At long last, here’s the promised data on Noe Valley condos and TIC’s.
First, a look back (in anger?) at the make-up of Noe Valley sales in 2009.
Note that there were more than twice as many condos sold as TICs, and more homes sold than condos and TICs put together. (What’s a TIC? — Check out my series of posts on Tenancy-In-Common Interests, starting here.)
Also, that absurdly long DOM for TICs was distorted by 3 TICs at 201 Hoffman that took 410 days to sell. Still, without those sales, DOM for TICs (tired of the acronyms yet?) was still 99 days. And I’d be somewhat skeptical of the whopping difference in price between TICs and condos as well: TICs sales often don’t have a price per square foot listed, so there are very few data points — and there are very few sales to begin with.

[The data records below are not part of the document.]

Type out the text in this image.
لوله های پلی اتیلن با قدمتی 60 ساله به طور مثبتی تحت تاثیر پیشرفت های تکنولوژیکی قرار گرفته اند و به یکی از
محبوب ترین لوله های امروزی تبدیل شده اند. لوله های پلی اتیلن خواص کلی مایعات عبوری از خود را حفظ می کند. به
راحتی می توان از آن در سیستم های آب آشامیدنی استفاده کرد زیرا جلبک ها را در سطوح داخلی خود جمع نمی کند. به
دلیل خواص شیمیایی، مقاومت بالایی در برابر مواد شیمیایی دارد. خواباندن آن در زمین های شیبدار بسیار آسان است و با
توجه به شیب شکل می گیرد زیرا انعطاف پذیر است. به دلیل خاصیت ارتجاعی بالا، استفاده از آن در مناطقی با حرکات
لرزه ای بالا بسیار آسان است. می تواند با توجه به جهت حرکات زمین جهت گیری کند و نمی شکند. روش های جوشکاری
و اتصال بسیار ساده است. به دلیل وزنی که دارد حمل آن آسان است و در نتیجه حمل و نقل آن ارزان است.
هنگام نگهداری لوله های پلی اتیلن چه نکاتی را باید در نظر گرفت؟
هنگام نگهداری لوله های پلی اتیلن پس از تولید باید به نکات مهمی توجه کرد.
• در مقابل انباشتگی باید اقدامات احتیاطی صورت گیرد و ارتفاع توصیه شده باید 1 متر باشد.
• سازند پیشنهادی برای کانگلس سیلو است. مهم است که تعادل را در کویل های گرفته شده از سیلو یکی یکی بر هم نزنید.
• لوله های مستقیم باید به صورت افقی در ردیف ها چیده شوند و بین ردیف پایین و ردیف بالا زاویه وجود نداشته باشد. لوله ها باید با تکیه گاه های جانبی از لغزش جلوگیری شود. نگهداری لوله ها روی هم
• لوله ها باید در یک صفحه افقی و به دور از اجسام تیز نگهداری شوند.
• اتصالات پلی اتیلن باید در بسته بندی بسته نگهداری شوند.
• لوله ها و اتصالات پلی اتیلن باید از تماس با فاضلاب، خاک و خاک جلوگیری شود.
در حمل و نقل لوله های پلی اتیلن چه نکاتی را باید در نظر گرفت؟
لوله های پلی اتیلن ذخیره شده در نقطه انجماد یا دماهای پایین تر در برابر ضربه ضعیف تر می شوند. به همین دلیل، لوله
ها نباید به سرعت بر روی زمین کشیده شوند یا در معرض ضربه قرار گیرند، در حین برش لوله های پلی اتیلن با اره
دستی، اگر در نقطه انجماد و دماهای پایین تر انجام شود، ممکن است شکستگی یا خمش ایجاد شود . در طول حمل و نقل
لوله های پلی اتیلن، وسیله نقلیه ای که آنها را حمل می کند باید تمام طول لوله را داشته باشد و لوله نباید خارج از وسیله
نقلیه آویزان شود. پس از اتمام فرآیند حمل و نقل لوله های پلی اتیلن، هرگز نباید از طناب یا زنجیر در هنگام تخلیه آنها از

Here’s how condos and TICs have been doing as a combined group, versus their all-time highs.
That precipitous plunge (actually a huge increase since the scale is reversed) in DOM at the end of 2009 was also due to the lingering effects of 201 Hoffman.
For a shorter term view, prices through February 2010 are up 11% from January 2009 and are up a whopping 31% from the trough of June 2009. Since I use trailing 3 month averages, I think this is a belated reflection of the deep credit freeze of Spring 2009 when we thought the world might come to an end.
And here’s how condos and TICs stacked up against homes.
For what it’s worth, it feels like spring has really sprung. Nice-looking condos/tics are swarming with people and are moving fast — no kidding. Whether it will last is anybody’s guess.